The product leaving this early-stage plant is spodumene concentrate. Think of it as high-grade flour: not a finished battery, but the essential raw ingredient that chemical plants later convert into battery-grade lithium products.

Economics and logistics: the real-world constraints

Building the first-stage operation required around $65 million in initial capital expenditure. That is the kind of investment necessary before a single tonne of spodumene leaves the site. Even after production begins, getting the concentrate to market is a complex task.

Mali is landlocked, which turns logistics into a major piece of the puzzle. Every shipment must travel roughly 900 km by truck, a journey of about six days, cross an international border and reach a coastal port — in this case named Kot’vor. Only then can the product be shipped on to processing facilities, many of which are in China.

The partnership model: producer plus offtaker

The project’s finance and offtake structure illustrates a common model in mineral projects today. A smaller company with the ore and local expertise partners with a larger conglomerate that provides capital and commits to buy the mine’s production. In this example, the larger partner both funded construction and agreed to purchase 100% of the output, serving as the mine’s offtaker.

That alignment turns extractive risk into a supply contract. The miner secures funding and a guaranteed buyer, while the offtaker secures a reliable source of critical raw material for its downstream supply chain.

Scaling up: stage one to stage two

The staged development plan is intentionally conservative at first and ambitious in the medium term:

  • Stage 1 — the lower-cost DMS plant producing spodumene concentrate and generating early revenue.
  • Stage 2 — reinvest profits into a flotation plant and expanded processing which can recover more lithium from the ore and nearly double annual production.

Confidence in scaling rests on the geology. The project has identified nearly 32 million tonnes of lithium-bearing rock across its licences, providing the resource base needed to justify larger-scale investment.

Sustainability and social licence

Modern mining is not just a technical and financial exercise. Earning and keeping the trust of local communities is essential. Companies must demonstrate clear plans for local benefits, environmental management and transparent reporting.

In practice that means early-stage operations focus on employment, local procurement and responsible environmental stewardship, while preparing detailed sustainability reporting as production ramps up. Social licence is as important as the rock itself.

Putting it all together: a long supply chain for a green future

The journey of a single tonne of spodumene from a pit in Mali to a battery plant in China spans countries, modes of transport and several distinct industries. It combines geology, capital markets, logistics and international partnerships. Repeat that process hundreds of times and you get the global battery supply chain powering electric vehicles and grid storage.

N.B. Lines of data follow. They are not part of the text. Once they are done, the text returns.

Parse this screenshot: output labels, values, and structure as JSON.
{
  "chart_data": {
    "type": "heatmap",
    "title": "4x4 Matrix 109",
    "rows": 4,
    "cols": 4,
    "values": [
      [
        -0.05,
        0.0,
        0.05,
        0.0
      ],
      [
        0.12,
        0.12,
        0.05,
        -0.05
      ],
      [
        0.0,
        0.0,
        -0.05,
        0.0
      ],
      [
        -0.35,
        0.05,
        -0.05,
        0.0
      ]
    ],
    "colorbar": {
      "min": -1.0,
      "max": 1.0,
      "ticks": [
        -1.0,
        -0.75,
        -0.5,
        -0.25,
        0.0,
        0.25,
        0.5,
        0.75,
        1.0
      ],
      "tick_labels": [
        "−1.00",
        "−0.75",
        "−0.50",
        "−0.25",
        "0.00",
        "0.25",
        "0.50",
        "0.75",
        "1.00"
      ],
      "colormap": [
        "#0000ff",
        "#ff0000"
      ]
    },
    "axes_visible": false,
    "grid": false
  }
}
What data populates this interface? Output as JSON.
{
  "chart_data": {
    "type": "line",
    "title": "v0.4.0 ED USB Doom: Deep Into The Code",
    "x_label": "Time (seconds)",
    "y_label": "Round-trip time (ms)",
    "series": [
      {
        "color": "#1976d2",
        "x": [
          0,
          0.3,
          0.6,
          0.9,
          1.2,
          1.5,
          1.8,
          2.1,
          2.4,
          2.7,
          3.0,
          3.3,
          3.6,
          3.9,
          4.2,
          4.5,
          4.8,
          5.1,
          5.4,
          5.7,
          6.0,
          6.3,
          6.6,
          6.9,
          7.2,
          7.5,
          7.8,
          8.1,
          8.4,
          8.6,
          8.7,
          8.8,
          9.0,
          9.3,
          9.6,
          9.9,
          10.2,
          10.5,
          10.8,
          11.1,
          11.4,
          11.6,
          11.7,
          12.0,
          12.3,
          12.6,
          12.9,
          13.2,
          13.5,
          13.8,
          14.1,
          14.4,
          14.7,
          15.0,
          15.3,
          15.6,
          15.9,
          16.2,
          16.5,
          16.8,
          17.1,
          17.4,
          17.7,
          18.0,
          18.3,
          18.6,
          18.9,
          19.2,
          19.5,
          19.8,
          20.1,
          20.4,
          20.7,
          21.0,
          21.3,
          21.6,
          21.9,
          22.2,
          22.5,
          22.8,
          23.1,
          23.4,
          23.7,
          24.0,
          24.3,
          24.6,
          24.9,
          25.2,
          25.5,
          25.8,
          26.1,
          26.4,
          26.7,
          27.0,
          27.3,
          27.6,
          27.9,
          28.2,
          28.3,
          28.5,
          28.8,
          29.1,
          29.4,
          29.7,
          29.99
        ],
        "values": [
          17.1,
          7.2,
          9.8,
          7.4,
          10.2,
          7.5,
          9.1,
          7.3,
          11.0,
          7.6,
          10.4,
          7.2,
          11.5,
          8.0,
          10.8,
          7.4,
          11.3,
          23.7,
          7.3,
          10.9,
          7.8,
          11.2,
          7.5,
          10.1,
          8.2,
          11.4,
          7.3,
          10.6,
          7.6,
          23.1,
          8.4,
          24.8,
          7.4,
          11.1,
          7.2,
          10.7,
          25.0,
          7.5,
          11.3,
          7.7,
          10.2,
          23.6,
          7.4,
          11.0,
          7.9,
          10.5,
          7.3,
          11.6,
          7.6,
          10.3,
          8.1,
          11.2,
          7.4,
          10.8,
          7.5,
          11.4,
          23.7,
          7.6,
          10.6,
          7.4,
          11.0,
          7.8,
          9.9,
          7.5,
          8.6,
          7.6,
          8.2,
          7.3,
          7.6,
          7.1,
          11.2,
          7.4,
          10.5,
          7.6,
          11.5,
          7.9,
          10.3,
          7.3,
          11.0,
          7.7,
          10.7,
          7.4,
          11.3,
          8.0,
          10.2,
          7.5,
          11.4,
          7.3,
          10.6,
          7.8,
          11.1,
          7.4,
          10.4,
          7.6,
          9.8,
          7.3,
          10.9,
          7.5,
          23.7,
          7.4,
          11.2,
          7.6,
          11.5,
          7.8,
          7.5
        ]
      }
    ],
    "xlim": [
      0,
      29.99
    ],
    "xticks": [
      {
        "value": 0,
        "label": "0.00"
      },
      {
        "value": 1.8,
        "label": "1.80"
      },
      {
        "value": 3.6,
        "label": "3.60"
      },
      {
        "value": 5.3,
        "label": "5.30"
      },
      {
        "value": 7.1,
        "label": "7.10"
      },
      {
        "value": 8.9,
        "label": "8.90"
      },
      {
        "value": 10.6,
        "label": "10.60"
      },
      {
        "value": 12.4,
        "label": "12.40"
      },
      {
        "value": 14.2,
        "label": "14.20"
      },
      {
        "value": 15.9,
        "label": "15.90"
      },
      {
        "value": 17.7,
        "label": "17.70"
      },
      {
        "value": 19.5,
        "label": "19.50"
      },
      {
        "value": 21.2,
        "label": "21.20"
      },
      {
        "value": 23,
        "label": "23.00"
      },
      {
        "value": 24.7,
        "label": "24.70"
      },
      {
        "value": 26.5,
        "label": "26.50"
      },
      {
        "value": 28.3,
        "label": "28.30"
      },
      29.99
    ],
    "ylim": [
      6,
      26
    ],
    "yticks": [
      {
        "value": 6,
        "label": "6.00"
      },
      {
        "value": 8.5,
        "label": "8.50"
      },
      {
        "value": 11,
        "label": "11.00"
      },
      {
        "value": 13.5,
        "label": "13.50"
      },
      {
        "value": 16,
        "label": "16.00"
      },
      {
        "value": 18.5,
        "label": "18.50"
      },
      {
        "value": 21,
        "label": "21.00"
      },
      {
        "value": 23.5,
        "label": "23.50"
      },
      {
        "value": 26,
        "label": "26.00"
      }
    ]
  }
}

“This is a full-blown white gold rush, and it’s being fueled by a global demand that is frankly absolutely insatiable.”

That rush forces a big question: do we have the infrastructure, finance and social frameworks to scale these projects responsibly and fast enough to meet climate goals? The answer will shape how smoothly the transition to electrified transport and renewable-powered grids proceeds.

Key takeaways

  • Lithium is critical to batteries and global decarbonisation.
  • Early-stage processing like DMS provides a lower-cost pathway to market and helps de-risk projects.
  • Partnerships and offtake agreements are often essential for financing and market access.
  • Logistics matter — landlocked mines face long, complex supply chains to ports and processing hubs.
  • Sustainability and community engagement are non-negotiable for long-term project success.

The mineral that powers our batteries must travel a long and complicated road. Understanding that road is the first step to making sure the green energy transition is not only fast, but also fair and sustainable.